Patients’DNA was extracted from paraffin-embedded tissues in accordance to the manufacturer’s protocol and were sequenced on an Illumina Hiseq 2000 instrument using a targeted panel covering 446 genes (Table 1 in Supplementary Appendix). We identified 1326 mutations involving 311 genes or regions in 90 PTL patients. MYD88 mutations were the most frequently observed mutation, occurring in 75.6% (68/90) patients. Other commonly mutated genes were PIM1 (71.1%), TBL1XR1 (37.8%), KMT2D (37.8%) and KMT2C (34.4%) (Fig. 1a, supplementary information is given in Table 3). There was a positive correlation between TBL1XR1 and PIM1/BTG2 mutations (r = 0.244 and r = 0.247, respectively) (Table 1). PTL patients with TBL1XR1 mutation, irrespective of treatment therapy, had an inferior OS than TBL1XR1 WT patients (p = 0.045, HR 1.854, 95%CI 1.004–3.442) (Fig. 1b). Moreover, patients carrying this mutation, treated with CHOP regimen, also had poorer OS (p = 0.019, HR 2.378, 95%CI 1.121–5.045) (Fig. 1c).

Fig. 1
figure 1

a Landscape of Driver Mutations in primary testicular diffuse large B-cell lymphoma; b Overall survival rate in all patients with TBL1XR1 mutation or not; c Overall survival rate in patients treated with CHOP regimen with TBL1XR1 mutation or not; d Overall survival rate in all patients with invasion or not

Table 1 Baseline characteristics of the patients

TBL1XR1, also known as TBLR1, is an evolutionarily conserved protein that has high structural and functional similarities. It plays an important role in activation of multiple intracellular signaling pathways, such as Wnt-β-catenin, NF-κB, and Notch signaling pathways [7]. Dysregulation of TBL1XR1 has been observed in lots of neoplastic conditions [8]. TBL1XR1 is preferentially expressed in human CD34 + CD38- cells and vital for stem cell balancing. In B-cell acute lymphoblastic leukemia, function loss of TBL1XR1 disrupts glucocorticoid receptor recruitment to chromatin, resulting in glucocorticoid resistance [9].

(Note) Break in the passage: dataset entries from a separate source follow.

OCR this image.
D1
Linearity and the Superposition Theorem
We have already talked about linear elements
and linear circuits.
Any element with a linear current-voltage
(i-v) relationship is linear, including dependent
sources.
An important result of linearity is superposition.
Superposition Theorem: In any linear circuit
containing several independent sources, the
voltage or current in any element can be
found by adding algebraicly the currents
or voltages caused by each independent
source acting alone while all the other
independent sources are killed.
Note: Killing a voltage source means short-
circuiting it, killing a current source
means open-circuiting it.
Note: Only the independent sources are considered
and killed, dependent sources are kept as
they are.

In addition, patients with TBL1XR1 mutation were prone to have more intensive infiltration of tumors (p = 0.025, x2 = 4.890). This finding is consistent with a previous study, which reported that abnormal regulation of TBL1XR1 is associated with advanced tumor stage, metastasis, and poor prognosis in most solid tumors [10]. Patients with tumor infiltration had poorer outcomes, and there was a statistical difference between TBL1XR1 mutation and WT groups (p = 0.002, HR 2.568, 95%CI 1.382–4.772) (Fig. 1d). OS of patients with TBL1XR1 mutation treated with CHOP regimen was 11.5% whereas OS of patients with TBL1XR1 mutation treated with R-CHOP regimen was 100% (6/6). Thus, we speculate that rituximab may improve the prognosis of patients with TBL1XR1 mutations, but this needs to be further studied by more patients.

In conclusion, we found that TBL1XR1 is commonly mutated in PTL. Patients with TBL1XR1 mutations have lower OS, partly due to greater invasion and infiltration of tumors. Therefore, TBL1XR1 mutation can be used as an indicator to predict the prognosis of PTL and a promising new target for treatment of PTL in future.